Acquisition of Peak Resorts, Inc.
On September 24, 2019, VHI, a wholly-owned subsidiary of the Company, completed its previously announced acquisition of Peak Resorts, a Missouri corporation, through the merger of VRAD Holdings, Inc., formerly a Missouri corporation and a wholly-owned subsidiary of VHI (“Merger Sub”), with and into Peak Resorts, with Peak Resorts surviving as a wholly-owned subsidiary of VHI (the “Merger”). The Merger was consummated pursuant to the Agreement and Plan of Merger, dated as of July 20, 2019 (the “Merger Agreement”), by and among VHI, Merger Sub, Peak Resorts and, solely for the purposes stated in Section 9.14 of the Merger Agreement, the Company. At the effective time of the Merger (the “Effective Time”) and pursuant to the terms and conditions of the Merger Agreement, (i) each share of outstanding common stock of Peak Resorts (other than shares owned (A) by VHI or Merger Sub and (B) by Peak Resorts in treasury) ceased to be outstanding and was converted into the right to receive $11.00 in cash, without interest; (ii) each outstanding share of Series A Cumulative Convertible Preferred Stock of Peak Resorts (the “Series A Preferred Stock”) was converted into the right to receive an amount equal to the sum of: (a) $1,748.81; plus (b) the aggregate amount of all accrued and unpaid dividends on the applicable issuance of Series A Preferred Stock as of the Effective Time, in cash without interest; (iii) each outstanding restricted stock unit that was granted pursuant to Peak Resorts’ 2014 Equity Incentive Plan became fully vested and was cancelled and extinguished in exchange for the right to receive $11.00 in cash, without interest; and (iv) each warrant issued by Peak Resorts to purchase shares of common stock of Peak Resorts that was issued and outstanding immediately prior to the Effective Time (collectively, the “Warrants”), was cancelled in exchange for the right to receive an amount in cash, without interest, equal to the product of: (a) the aggregate number of shares of common stock of Peak Resorts in respect of such Warrant; multiplied by (b) the excess of $11.00 over the per share exercise price under such Warrant.
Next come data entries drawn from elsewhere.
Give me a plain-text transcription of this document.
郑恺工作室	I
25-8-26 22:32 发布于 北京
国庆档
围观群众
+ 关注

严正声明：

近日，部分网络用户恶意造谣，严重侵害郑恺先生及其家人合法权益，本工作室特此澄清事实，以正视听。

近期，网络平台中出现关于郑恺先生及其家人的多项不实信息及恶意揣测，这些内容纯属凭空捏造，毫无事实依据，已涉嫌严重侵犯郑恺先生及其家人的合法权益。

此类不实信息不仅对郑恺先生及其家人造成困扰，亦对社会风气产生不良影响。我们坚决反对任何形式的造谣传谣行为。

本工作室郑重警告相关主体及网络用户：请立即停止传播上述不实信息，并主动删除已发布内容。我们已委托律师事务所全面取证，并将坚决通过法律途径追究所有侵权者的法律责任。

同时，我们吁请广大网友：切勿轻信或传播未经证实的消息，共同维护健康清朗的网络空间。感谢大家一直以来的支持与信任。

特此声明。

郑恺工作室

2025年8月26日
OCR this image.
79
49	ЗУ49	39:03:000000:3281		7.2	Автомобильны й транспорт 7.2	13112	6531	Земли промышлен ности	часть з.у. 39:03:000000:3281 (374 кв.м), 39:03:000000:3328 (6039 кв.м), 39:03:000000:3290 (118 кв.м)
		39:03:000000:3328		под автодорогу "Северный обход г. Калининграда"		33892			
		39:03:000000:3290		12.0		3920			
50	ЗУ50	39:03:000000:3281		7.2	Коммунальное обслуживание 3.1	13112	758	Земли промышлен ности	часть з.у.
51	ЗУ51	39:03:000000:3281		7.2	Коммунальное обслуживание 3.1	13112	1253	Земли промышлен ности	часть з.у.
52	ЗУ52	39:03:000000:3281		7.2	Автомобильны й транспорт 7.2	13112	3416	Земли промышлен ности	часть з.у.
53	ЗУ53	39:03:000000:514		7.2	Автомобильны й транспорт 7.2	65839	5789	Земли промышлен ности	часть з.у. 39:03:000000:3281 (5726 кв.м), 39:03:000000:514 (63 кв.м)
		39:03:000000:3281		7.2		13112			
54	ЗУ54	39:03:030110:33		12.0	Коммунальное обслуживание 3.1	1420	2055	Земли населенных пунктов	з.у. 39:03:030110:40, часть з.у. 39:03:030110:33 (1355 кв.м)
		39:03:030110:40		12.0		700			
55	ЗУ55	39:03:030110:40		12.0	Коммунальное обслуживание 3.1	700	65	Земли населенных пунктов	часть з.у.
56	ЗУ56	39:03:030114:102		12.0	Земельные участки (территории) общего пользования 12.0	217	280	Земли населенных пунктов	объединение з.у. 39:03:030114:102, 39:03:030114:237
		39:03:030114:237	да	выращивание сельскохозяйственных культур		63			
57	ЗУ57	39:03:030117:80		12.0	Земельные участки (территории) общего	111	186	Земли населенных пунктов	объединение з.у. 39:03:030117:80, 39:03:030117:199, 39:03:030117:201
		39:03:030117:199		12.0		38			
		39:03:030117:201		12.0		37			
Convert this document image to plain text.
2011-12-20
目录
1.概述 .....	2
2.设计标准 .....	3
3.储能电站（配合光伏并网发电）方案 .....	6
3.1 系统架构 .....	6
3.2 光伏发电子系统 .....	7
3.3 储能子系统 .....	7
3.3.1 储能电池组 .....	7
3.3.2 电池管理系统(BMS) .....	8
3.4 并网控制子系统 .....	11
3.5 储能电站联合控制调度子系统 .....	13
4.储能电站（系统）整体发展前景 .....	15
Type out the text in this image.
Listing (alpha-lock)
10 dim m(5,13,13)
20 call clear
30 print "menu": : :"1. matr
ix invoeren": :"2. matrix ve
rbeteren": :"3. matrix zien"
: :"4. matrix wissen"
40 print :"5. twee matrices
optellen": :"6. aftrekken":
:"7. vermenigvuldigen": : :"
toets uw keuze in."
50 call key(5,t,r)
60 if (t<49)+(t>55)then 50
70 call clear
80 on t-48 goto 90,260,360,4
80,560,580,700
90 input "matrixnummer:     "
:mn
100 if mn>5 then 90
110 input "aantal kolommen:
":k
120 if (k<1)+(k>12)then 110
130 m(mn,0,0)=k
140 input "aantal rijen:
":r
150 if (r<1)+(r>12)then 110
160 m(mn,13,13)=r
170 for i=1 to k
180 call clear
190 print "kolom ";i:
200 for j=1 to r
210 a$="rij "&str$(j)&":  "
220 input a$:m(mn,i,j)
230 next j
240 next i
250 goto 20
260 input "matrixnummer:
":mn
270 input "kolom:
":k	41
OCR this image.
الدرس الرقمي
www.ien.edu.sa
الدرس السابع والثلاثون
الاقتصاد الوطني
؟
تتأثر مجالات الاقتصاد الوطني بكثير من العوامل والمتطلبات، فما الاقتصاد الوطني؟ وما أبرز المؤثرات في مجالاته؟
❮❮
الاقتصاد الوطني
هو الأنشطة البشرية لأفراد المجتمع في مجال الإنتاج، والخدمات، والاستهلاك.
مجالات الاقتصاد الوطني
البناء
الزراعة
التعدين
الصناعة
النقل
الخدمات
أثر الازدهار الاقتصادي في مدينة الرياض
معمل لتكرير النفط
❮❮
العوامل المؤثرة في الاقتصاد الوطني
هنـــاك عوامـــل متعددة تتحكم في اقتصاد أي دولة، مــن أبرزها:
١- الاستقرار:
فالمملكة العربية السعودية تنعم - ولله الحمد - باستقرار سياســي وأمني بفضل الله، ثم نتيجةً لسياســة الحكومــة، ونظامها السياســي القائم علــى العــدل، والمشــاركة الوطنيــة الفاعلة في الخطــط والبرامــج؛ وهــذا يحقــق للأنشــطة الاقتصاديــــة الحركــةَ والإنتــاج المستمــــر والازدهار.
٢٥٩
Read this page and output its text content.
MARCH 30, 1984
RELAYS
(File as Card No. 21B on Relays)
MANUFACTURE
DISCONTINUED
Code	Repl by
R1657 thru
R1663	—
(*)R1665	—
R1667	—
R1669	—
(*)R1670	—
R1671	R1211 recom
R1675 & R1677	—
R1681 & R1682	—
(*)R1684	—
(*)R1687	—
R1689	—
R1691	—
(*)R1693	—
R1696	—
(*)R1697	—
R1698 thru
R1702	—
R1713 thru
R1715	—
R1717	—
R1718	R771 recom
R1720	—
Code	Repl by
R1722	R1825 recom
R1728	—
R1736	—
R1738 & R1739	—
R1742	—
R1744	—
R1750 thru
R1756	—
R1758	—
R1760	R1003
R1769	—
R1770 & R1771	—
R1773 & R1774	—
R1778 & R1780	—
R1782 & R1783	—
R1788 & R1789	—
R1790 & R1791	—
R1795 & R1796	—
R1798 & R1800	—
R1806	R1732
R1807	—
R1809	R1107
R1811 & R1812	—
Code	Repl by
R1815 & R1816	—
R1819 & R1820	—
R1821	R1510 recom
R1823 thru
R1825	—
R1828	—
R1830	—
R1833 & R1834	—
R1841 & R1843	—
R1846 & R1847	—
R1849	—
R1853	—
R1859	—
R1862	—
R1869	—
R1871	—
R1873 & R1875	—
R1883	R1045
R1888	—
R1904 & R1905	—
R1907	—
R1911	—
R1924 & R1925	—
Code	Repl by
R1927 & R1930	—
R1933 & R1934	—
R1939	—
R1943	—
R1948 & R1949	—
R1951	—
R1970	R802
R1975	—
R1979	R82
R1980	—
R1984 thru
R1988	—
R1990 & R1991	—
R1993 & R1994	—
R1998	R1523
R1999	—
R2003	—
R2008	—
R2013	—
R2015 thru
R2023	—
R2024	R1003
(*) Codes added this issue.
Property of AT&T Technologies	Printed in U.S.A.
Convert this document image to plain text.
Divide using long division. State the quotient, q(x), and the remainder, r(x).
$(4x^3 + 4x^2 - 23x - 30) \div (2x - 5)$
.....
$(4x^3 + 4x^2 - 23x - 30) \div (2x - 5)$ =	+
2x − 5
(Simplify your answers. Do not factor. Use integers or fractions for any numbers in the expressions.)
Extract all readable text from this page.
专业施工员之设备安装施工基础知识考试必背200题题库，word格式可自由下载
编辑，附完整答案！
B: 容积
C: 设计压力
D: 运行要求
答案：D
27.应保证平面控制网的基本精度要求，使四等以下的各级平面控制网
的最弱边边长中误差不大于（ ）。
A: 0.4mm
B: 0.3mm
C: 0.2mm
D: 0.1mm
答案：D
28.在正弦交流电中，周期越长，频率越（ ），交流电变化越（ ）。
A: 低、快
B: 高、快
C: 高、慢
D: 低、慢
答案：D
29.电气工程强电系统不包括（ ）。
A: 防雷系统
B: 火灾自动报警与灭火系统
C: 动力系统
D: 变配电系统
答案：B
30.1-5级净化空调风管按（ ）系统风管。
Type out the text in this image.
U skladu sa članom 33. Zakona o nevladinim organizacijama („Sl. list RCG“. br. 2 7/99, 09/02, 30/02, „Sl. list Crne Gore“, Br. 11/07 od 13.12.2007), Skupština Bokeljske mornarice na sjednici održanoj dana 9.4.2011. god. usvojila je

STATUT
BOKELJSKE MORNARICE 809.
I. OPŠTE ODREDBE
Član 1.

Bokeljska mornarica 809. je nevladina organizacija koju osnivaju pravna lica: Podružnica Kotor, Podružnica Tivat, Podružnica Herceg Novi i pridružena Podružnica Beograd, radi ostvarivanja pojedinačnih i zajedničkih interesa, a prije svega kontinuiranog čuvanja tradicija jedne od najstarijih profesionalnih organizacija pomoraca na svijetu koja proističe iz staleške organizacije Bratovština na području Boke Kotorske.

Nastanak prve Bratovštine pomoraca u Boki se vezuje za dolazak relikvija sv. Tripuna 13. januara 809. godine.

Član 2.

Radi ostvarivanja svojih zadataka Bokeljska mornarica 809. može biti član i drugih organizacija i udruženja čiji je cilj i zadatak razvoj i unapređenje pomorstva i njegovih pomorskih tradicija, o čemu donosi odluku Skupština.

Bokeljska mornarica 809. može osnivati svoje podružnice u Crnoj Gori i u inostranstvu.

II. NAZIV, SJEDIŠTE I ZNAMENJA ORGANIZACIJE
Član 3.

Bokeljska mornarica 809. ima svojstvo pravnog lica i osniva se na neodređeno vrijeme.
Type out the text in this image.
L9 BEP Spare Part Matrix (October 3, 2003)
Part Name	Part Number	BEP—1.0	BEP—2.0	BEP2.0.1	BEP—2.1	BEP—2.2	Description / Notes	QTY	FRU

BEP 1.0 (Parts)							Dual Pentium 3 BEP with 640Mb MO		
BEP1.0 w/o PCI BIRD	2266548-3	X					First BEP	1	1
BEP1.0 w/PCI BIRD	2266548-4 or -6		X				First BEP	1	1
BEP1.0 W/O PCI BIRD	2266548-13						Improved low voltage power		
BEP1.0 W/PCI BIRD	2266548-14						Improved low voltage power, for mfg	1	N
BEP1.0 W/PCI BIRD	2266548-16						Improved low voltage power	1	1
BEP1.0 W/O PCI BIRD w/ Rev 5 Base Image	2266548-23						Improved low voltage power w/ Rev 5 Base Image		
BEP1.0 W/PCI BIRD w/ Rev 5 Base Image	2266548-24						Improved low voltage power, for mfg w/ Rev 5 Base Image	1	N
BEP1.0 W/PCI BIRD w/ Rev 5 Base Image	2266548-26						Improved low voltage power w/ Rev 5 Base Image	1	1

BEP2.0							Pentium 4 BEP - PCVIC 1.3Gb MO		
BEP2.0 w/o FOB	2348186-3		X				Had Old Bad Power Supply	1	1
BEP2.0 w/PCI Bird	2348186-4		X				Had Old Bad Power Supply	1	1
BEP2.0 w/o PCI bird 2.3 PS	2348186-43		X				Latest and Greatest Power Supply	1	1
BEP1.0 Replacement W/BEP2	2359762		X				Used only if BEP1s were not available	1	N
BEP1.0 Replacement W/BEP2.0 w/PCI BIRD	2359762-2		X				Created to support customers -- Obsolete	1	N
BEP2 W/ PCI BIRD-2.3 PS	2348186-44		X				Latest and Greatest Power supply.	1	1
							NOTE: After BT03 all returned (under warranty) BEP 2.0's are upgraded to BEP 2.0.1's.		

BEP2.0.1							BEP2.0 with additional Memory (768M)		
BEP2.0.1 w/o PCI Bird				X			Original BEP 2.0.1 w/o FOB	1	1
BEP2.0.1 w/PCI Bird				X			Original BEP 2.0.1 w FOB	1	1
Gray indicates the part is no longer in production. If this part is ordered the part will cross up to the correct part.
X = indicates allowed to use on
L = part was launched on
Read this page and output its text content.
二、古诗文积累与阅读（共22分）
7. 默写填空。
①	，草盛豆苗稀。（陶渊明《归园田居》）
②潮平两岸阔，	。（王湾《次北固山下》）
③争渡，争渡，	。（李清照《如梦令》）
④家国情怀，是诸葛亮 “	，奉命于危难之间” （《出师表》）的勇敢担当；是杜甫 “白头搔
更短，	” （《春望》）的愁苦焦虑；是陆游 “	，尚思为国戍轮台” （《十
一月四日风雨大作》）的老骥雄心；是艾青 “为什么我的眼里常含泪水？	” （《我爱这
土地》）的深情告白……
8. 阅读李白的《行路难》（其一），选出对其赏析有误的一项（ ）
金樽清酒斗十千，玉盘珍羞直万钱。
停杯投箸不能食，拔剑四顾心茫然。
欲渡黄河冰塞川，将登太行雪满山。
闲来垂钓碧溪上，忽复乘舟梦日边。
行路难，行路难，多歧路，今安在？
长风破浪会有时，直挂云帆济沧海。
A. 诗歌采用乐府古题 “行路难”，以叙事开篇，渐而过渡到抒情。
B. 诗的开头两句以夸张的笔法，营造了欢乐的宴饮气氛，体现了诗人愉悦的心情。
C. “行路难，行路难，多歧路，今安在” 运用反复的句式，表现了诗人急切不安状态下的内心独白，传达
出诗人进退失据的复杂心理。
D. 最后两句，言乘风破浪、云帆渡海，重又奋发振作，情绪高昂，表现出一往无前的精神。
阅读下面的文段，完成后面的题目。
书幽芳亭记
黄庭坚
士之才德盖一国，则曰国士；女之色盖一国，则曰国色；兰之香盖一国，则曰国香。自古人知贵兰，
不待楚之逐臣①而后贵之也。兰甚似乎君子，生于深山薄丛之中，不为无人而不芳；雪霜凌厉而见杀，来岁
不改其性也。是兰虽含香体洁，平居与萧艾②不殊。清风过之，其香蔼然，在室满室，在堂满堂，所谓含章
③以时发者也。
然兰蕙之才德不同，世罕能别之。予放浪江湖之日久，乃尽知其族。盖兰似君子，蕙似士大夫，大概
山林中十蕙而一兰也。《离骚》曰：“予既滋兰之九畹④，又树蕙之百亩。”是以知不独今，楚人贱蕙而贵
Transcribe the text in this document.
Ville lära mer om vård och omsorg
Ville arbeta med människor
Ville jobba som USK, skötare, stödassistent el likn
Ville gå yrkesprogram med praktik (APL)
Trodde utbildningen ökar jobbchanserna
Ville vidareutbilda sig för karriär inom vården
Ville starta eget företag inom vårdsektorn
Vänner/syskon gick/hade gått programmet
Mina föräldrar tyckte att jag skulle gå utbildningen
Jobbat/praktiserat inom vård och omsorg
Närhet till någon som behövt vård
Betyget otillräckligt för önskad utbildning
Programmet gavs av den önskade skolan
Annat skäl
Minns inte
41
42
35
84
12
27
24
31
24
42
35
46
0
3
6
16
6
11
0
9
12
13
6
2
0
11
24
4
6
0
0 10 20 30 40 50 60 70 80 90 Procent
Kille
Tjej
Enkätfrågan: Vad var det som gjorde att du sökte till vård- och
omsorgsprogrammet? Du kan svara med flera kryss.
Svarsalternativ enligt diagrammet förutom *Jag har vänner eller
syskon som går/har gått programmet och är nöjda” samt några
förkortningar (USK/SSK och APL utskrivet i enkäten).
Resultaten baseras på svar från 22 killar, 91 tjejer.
The aggregate consideration paid by the Company to the former Peak Resorts stockholders in the Merger was approximately $265 million, excluding related transaction fees and expenses. The Company funded the payment of the aggregate consideration with the proceeds from the September 23, 2019 amendment of the Vail Holdings Credit Agreement, as discussed above.